Szkoła w Porytem-Jabłoni otrzymała sztandar i salę sportową
– W imieniu samorządu województwa chcę pogratulować, że tak pięknie realizujecie ideę polskiej gościnności i dbacie o szkołę. Już od wejścia robi wrażenie porządek, elegancja wystroju, widoczna we wszystkim pasja i zaangażowanie lokalnej społeczności w sprawy szkoły.
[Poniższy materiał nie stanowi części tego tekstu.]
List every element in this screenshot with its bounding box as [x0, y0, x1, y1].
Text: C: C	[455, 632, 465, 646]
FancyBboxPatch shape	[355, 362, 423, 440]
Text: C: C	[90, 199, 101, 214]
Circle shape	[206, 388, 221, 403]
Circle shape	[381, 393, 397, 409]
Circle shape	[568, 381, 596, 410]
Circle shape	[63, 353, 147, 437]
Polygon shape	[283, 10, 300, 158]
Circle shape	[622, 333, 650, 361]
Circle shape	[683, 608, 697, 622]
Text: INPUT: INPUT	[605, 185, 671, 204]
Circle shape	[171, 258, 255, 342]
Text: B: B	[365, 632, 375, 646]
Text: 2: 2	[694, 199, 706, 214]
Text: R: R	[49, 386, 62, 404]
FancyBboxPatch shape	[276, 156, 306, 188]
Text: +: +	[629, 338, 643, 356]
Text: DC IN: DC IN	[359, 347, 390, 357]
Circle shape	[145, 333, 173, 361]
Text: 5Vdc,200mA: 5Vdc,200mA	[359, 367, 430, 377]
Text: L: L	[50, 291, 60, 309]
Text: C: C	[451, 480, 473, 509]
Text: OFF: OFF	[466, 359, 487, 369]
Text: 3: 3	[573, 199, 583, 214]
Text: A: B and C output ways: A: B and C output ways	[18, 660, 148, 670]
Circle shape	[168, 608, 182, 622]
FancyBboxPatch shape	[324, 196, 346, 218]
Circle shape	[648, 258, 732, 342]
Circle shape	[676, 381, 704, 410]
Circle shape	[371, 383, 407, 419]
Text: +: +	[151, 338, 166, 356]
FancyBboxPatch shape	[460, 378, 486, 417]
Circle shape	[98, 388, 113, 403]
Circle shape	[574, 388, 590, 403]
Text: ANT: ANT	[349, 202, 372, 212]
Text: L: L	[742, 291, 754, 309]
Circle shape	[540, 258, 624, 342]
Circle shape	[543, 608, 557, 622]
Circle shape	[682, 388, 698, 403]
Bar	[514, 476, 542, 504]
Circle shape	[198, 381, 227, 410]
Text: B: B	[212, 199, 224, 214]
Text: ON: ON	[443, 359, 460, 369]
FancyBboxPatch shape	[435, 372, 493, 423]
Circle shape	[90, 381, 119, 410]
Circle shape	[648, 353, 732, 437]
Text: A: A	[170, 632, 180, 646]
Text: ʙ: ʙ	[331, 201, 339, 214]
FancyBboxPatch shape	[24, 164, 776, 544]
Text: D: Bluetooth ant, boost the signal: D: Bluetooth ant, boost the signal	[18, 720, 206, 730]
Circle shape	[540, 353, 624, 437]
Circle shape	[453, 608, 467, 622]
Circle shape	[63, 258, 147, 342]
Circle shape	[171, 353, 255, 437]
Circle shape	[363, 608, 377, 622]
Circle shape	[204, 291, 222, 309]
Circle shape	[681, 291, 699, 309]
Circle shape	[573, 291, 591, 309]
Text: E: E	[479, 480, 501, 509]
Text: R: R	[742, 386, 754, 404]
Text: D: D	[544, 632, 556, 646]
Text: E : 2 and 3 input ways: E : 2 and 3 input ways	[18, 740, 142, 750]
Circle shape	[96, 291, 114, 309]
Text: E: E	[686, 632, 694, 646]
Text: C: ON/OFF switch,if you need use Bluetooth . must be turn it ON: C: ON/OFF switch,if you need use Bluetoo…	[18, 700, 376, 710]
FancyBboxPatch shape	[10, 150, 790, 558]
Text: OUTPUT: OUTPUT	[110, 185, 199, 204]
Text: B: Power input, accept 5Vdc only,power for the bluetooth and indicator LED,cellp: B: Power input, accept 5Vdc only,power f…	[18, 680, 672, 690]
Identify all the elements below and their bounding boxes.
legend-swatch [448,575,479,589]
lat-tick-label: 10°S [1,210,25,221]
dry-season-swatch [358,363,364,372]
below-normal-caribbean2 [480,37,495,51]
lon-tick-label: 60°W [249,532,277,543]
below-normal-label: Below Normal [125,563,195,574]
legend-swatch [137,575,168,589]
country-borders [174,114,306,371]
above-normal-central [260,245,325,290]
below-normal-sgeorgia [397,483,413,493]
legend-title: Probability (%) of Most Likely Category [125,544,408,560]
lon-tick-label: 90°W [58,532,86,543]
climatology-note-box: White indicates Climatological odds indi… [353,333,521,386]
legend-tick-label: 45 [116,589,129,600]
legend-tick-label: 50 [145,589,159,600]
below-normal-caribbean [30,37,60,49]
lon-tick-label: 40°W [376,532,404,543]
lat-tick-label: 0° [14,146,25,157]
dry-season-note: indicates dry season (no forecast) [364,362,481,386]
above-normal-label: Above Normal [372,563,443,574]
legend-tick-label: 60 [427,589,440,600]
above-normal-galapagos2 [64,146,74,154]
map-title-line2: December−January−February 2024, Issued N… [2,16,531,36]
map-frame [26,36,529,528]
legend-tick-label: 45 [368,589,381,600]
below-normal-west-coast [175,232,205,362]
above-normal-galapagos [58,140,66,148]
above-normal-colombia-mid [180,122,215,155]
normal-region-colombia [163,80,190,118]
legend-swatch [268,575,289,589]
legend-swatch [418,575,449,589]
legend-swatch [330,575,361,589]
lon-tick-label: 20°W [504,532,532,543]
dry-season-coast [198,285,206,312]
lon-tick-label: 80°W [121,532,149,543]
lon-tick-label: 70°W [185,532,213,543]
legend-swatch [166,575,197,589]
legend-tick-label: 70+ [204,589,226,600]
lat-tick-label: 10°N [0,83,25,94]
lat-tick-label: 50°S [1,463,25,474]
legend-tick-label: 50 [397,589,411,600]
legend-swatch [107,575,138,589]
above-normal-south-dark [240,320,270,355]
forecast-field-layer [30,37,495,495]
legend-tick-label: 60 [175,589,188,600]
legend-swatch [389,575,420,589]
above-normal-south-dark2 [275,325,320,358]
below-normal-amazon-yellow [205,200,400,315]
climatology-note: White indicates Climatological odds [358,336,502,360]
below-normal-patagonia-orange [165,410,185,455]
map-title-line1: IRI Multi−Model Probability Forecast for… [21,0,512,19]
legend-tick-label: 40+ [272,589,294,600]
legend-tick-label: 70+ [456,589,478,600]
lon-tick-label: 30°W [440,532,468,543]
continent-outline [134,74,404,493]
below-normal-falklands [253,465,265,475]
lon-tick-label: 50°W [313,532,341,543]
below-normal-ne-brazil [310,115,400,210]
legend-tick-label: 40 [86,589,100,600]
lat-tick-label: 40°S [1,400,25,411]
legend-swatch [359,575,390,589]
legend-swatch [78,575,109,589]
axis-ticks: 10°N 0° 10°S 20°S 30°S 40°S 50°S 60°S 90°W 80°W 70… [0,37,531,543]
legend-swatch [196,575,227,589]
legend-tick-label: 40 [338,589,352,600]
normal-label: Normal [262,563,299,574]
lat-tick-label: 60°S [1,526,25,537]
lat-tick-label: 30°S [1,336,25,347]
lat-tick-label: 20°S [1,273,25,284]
Gratuluję wójtowi, dyrekcji i całej społeczności lokalnej tej dbałości o kształcenie i udowadnianie, że nawet w małych miejscowościach mogą powstać doskonałe warunki do edukacji i sportowej rywalizacji – powiedział wicemarszałek Marek Olbryś.
Wicemarszałek wręczył dyrektor Annie Kalinowskiej w prezencie worek piłek do różnych gier zespołowych i zaprosił także uczniów do odwiedzenia urzędu marszałkowskiego w Białymstoku.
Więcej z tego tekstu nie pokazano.